US political ‘threat’ to economic growth

Posted on September 15, 2016

WASHINGTON, DC - SEPTEMBER 06: Early morning light begins to rise behind the US Capitol, September 6, 2016 in Washington, DC. Today the House and Senate are scheduled to return from summer break. (Photo by Mark Wilson/Getty Images)©Getty

America’s malfunctioning political system has become the biggest menace to its future economic competitiveness, according to a Harvard Business School report.

Average annual growth rates of 1.6 per cent in the current recovery lag behind those of any previous rebound since the 1940s, the study found, arguing that the country’s economic performance peaked in the 1990s and has been eroding ever since.

    While many studies have focused on the legacy of the financial crash in explaining the country’s muted economic performance, the report found that the challenges were of a longer-term, structural nature. Key barriers identified by businesses were in the ambit of federal government policy, among them reform of the tax code, regulation and US infrastructure.

    Some 50 per cent of Harvard Business School alumni surveyed for the study said they expected US competitiveness to decline further over the coming three years, compared with 30 per cent who expect improvement, according to the report released on Wednesday evening. The business environment looks worse for small companies than large ones across the board, the report found.

    “Political dysfunction is the single largest barrier to US competitiveness,” said Jan Rivkin, a professor at the strategy unit of Harvard Business School.

    He said that this conclusion was not intended to take the heat off business for having responsibilities, or state and local government, but added: “When you look at the things that are holding us back, many of them fall at the feet of the federal government.”

    The breakdown of political co-operation in Congress has made progress in key policy areas elusive in recent years, as evidenced by repeated showdowns over the government debt ceiling and difficulties agreeing long called-for reforms of the country’s haphazard corporate tax code. “The existing political parties have done a pretty good job of locking in the paralysis,” said Mr Rivkin.

    Several policy changes that would have clear competitiveness benefits were achievable given the right political will, the study argued. Among them was a boost to infrastructure spending — something both Donald Trump, the Republican candidate, and Hillary Clinton of the Democrats are advocating, and which received the highest backing of business leaders according to the survey.

    The American political system is now threatening the American economy, and vice versa. We need a sober look at the strengths and weaknesses of the US economy

    – Jan Rivkin, Harvard Business School

    In addition, politicians should focus on reforming corporate taxation, including a reduction in the headline rate, and easing immigration barriers for highly skilled individuals. The silver lining identified in the report was that many of the hurdles to improved competitiveness could be addressed relatively easily.

    “America can reform its tax code faster than other countries can develop a rich context for entrepreneurship,” it noted.

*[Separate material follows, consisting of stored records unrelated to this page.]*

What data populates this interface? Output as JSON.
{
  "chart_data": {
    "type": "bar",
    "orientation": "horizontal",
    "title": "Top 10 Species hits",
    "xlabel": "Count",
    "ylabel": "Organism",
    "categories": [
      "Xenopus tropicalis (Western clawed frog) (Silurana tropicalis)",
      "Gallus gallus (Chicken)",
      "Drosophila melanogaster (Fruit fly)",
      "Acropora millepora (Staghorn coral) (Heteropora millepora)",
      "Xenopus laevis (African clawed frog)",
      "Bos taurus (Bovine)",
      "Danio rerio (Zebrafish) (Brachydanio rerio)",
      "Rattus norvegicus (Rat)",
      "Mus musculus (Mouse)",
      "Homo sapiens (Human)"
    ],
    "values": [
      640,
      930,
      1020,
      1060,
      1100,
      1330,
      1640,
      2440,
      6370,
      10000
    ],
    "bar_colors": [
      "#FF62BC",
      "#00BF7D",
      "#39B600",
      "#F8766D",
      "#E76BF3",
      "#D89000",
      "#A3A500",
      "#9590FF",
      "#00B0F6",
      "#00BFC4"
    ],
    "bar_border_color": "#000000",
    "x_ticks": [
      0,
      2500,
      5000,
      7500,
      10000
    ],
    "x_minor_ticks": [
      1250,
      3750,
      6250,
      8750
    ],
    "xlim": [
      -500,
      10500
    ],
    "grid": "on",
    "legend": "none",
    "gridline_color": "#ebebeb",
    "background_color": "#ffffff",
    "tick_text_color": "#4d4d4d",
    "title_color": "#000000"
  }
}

    The survey showed that a large majority of the business school’s alumni believe the political system is obstructing growth. Some 56 per cent of Democrats held that view, 82 per cent of Republicans and 74 per cent of independents, it said.

    Mr Rivkin added: “The American political system is now threatening the American economy, and vice versa. We need a sober look at the strengths and weaknesses of the US economy, so that leaders in government, business, and other parts of society can work together on a national economic strategy for shared prosperity.”